Après des débuts sur Simca 1000 Rallye II ou III, Gilbert s’engage en 1983 dans le trophée National Visa organisé par Citroën, Total et Michelin.
10 victoires de classe, et deux incursions dans les cinq premiers du scratch plus tard, Gilbert termine à une brillante 6ième place du trophée Visa national, qui recense plus de 200 inscrits.
Pour la rentrée 1984 , Gilbert passe en classe supérieure. Il change sa Visa trophée pour la nouvelle recrue de chez Citroën, la Visa Chrono dotée d’une mécanique de 1440 cm3.
Dans cette classe de cylindrée, Gilbert se retrouve dans la même classe que les R5 turbo ce qui rend les victoires de groupe ou de classe plus aléatoires. A l’issue de la saison, Gilbert termine à la 10ième place du trophée Visa international.

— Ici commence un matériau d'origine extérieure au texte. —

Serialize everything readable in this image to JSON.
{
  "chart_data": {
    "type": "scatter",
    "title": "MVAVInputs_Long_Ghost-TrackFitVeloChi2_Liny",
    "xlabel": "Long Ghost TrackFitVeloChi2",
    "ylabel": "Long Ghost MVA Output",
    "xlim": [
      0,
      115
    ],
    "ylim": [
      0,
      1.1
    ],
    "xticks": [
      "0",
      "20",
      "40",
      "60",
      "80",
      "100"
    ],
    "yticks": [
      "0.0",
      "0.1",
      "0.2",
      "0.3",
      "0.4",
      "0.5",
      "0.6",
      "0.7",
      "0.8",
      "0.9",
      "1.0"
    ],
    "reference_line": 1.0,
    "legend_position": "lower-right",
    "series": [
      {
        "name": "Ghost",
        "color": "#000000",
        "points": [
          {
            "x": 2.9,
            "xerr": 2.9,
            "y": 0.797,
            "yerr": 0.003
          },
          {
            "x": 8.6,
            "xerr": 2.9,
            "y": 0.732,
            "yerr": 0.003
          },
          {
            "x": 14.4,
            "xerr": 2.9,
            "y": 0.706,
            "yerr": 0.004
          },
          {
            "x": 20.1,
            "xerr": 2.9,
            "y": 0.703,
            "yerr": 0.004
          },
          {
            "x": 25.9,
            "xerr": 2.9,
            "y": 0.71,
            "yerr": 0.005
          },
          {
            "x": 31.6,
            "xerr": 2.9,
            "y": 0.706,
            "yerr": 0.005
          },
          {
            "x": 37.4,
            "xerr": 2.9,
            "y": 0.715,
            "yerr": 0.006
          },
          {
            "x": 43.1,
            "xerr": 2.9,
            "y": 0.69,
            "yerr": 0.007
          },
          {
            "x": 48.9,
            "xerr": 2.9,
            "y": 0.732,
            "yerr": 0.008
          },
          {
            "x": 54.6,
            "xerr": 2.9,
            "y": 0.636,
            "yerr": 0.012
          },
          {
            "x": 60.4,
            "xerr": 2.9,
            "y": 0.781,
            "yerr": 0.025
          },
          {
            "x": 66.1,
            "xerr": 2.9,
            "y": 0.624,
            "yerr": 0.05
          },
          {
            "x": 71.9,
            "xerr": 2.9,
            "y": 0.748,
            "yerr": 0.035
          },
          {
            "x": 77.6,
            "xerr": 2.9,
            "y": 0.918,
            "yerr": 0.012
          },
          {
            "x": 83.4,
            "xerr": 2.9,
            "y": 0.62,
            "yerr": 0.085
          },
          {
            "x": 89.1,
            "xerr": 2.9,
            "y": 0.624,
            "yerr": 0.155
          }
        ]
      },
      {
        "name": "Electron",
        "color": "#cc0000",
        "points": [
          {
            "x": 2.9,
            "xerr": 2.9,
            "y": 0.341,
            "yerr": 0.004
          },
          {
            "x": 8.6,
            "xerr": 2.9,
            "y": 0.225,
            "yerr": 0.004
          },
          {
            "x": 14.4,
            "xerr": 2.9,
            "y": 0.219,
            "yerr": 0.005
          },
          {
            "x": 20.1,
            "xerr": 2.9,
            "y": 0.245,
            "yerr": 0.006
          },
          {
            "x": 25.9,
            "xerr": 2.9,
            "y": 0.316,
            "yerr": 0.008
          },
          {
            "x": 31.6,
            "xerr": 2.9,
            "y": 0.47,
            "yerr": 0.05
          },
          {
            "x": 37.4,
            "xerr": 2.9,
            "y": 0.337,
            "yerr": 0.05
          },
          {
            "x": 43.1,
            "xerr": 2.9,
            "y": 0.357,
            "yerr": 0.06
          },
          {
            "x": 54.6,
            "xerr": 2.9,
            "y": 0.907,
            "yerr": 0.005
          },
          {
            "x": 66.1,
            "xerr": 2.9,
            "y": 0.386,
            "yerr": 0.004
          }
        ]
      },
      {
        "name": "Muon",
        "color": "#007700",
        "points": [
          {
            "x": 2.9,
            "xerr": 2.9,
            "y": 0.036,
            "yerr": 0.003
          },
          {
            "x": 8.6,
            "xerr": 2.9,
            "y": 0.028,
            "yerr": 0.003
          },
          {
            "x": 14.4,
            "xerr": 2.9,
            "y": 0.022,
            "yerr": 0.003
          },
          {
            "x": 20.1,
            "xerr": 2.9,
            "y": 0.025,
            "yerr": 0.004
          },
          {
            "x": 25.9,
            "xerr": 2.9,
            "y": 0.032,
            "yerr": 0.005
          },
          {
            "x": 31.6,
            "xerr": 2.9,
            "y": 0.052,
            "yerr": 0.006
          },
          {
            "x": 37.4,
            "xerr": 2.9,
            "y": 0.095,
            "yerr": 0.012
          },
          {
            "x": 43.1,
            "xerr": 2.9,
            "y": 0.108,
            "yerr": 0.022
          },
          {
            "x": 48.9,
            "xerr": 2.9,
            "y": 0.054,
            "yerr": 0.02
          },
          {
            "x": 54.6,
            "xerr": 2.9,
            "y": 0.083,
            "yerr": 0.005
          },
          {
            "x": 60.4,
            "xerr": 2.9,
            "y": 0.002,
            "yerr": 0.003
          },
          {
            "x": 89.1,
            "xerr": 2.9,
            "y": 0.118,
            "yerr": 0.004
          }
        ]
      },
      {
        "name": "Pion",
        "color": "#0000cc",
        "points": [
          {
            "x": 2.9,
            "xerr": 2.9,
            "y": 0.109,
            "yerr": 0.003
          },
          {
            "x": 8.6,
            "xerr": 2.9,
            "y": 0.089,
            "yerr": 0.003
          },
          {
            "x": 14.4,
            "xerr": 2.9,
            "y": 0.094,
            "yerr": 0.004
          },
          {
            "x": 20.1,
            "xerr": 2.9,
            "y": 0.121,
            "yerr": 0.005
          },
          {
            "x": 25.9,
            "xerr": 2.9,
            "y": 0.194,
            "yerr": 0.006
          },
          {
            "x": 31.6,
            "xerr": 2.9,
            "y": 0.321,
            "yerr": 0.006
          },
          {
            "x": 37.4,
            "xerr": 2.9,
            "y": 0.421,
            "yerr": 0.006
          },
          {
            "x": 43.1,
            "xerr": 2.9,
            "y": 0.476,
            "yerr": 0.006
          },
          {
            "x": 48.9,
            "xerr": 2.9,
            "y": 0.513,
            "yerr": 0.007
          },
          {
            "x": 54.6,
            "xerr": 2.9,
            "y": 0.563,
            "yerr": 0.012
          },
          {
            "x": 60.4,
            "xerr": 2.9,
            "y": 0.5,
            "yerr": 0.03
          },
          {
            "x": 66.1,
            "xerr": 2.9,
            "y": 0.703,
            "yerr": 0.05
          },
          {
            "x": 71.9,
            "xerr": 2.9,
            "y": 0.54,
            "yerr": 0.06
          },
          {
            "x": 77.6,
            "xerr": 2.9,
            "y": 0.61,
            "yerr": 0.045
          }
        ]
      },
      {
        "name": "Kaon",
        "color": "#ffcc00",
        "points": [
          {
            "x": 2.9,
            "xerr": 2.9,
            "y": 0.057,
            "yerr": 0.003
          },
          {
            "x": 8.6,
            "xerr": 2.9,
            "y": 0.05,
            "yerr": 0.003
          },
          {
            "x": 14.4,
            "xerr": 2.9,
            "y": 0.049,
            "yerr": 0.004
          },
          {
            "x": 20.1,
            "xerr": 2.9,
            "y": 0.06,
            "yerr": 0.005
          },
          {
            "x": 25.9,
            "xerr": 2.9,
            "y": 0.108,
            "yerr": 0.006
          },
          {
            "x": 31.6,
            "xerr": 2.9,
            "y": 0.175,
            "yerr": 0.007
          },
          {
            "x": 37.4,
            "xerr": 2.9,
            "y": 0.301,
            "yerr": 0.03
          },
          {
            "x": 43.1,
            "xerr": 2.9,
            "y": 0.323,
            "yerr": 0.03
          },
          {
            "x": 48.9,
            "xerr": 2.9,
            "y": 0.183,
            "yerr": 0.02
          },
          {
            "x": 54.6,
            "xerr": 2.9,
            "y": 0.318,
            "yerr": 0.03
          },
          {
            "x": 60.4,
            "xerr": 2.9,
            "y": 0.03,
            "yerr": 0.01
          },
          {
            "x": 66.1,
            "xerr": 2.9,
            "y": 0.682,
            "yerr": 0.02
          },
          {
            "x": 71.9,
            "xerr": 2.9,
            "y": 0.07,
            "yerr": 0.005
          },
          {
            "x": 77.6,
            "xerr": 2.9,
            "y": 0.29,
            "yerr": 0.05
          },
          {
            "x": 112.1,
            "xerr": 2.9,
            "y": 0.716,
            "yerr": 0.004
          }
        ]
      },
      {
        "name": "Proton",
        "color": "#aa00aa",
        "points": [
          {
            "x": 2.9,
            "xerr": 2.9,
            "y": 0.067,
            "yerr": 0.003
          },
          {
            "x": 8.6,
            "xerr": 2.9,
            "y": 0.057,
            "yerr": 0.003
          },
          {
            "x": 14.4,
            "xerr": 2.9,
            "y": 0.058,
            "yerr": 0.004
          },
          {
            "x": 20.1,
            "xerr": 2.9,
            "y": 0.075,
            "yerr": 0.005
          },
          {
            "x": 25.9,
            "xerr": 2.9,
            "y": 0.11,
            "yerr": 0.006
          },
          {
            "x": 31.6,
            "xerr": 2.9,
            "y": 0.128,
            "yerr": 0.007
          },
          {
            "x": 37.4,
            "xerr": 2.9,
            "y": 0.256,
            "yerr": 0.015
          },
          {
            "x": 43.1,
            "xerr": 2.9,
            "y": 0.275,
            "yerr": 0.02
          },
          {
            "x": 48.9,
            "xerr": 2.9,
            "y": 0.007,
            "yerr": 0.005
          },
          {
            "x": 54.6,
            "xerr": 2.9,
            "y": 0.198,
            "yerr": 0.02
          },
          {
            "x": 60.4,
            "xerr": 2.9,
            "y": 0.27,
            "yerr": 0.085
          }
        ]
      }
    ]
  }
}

changement de stratégie en 1985. Gilbert décide de passer à l’échelon supérieur et vise les grands espaces. Pour ses débuts il ne choisit d’ailleurs pas la facilité en s’engageant au rallye du Maroc. Pour s’entraîner à la conduite sur terre, Gilbert s’est également engagé dans deux épreuves du championnat de France sur terre. Malheureusement un bête accident de la circulation éliminera la visa à 58 km de l’arrivée.
En 1986, Gilbert choisit de ne pas courir pour investir dans une Visa 1000 pistes. Il revient en 1987 au rallye de l’Acropole, épreuve grecque du championnat du monde. Hélas la mécanique le trahira en fin de course alors que jusque là la petite Visa s’était plutôt bien comportée, pointant son museau à la 14ième place du classement général et à la 3ième du groupe B.
Le rallye du Maroc sera la deuxième épreuve et cette fois ci la vaillante visa va au bout et accroche la 9ème place.
Retour au Maroc pour ce dernier rallye en Visa et pour Gilbert, la consécration. il termine 4ième, ne s’inclinant que face à des voitures semi-officielles et beaucoup plus puissantes (2 Opel Manta et une Toyota Corrola).
Il remporte le groupe B et sa classe trouvant là la récompense aux efforts consentis depuis 1985.